Tuesday, 14 August 2012

Censor cachet

This interesting 2c 1941 war tax stamp has 2 separate cancellations. There is firstly an oval company chop from Harrisons & Crosfield at Sandakan. Superimposed on it we have a triangle with the number 15 within and the word "censor" on the right side. This is a pre WW2 type handstamp which was applied after examining mail going overseas.
Even though the number 15 was allocated for use in Sandakan, this is unlike any of the recorded censor chops that were in use in North Borneo which broadly consisted of two types. They were rectangular or triangular and the latter were double sided with the wording enclosed between the two lines.
I have been reliably informed that this single sided triangle is similar to those used in India.
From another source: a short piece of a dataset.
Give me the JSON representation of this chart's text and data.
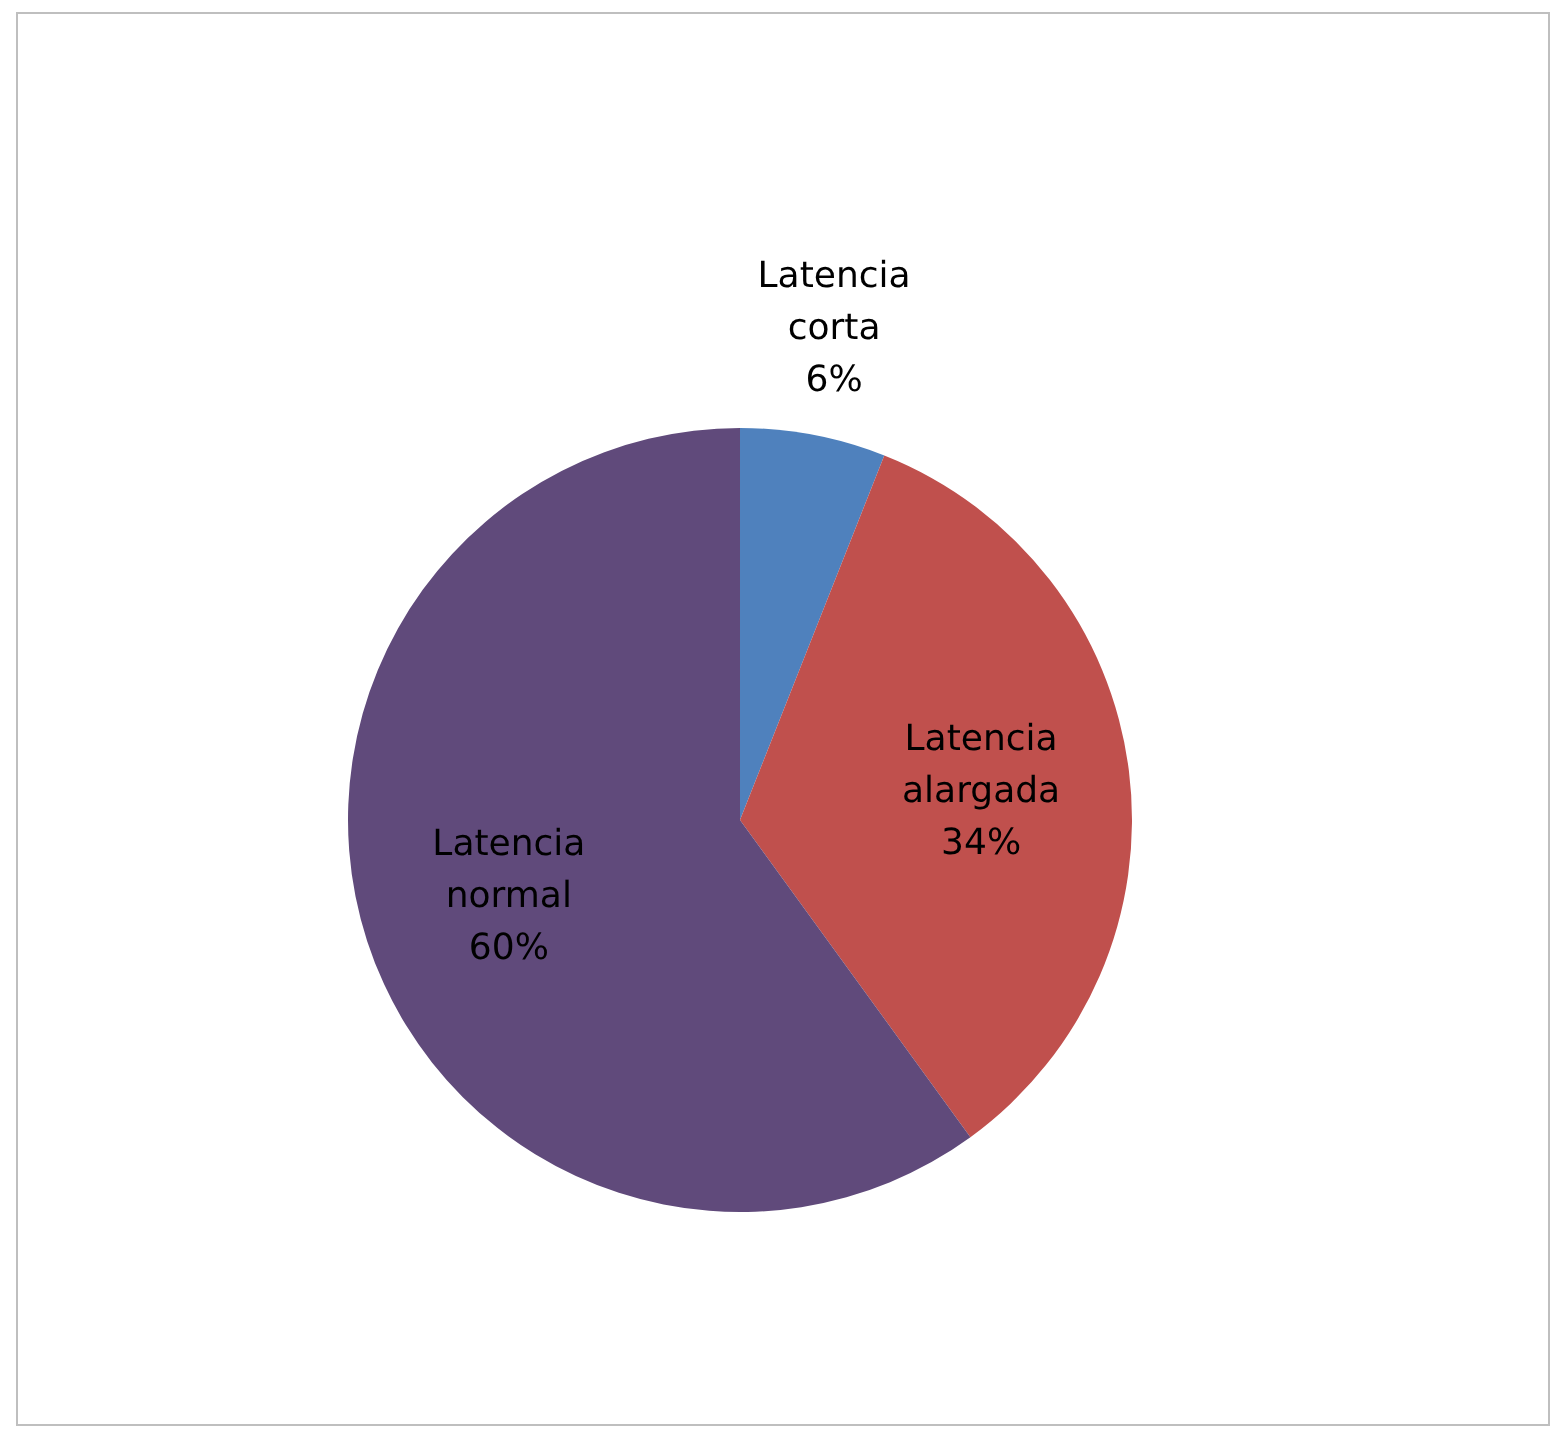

Some further research brought up two possibilities. They were the "field censor" and the "passed censor" chops. The latter type usually has the name of the city just underneath eg Calcutta. This is likely to be the " field censor" chop which would implied it was used by the armed forces.
So what is the story behind the use of this stamp? It would seem that a letter of a commercial nature was sent from H&C at Sandakan, North Borneo to an army personnel in India. The cover would have borne the censor cachet of North Borneo. It was further scrutinised in India where this cachet would have been applied. Or quite possibly, the letter was rerouted to the addressee who has left for Britain and was subjected to this further censor procedure.

Update I have a very good suggestion that this censor could be from Hong Kong. Given the strong commercial links between Hong Kong and Sandakan (used to be known as "little Hong Kong"), this is very feasible. India would have been an unusual destination. But I think we are all agreed that this is a most unusual stamp. However having done a quick search on the internet, the triangular "passed censor" cachets I have seen for HK so far has the words within the triangle and also "Hong Kong" at the bottom. There was one with the letters on the outside of the triangle. It also has "Hong Kong" just beneath.  I shall update if I have any further information.

Further Update I have been sent detailed information with regard to both HK and Indian censor cachets. This is almost certainly a Hong Kong Type 5 censor which was in use between September 1940 and November 1941 and was available in violet, green and red. The length of the wording on the side looks more compatible as well as the dates of use. There is still a remote possibility of it being an Indian "field censor" cachet but I think it is highly unlikely. This is the limitation of a single stamp as compared to all the details available on a used cover. But I have had fun with all the detective work. My thanks to GE-KK for providing scans and information.

Further Update I think this is from a censored commercial document and not a postal cover. Hence no post marks, local or arrival or otherwise.

Tuesday, 7 August 2012

Labuan centenary handstamp

Note small"4" in "24TH"

This was a fixed date hand stamp used to commemorate a hundred years since the island was originally given away by the then Sultan of Brunei. He actually agreed to officially cede Labuan on 18 December 1846. But the British flag was not raised in Labuan until 24 December of that year. It is the later date which was used in this hand stamp. It is rather surprising that the example in Ted Proud's book showed a date of DEC 22 which also left out the "TH".
The hand stamp was said to be in use for a month but in Robson Lowe' book mentioned one week. The majority of existing covers were dated 24 December 1946 and were invariably philatelic. Other dates are hard to find. The chop was valid for use on the BMA stamps of both North Borneo and Sarawak. But examples on Sarawak stamps are fairly uncommon and well worth looking out for. The use of this hand stamp on Australian stamps and covers are a bit of a mystery as stamps from Australia were only allowed to be used immediately post war before the availability of BMA overprinted stamps. They were philatelically inspired and there must have had been some laxity in the post office services in those chaotic times.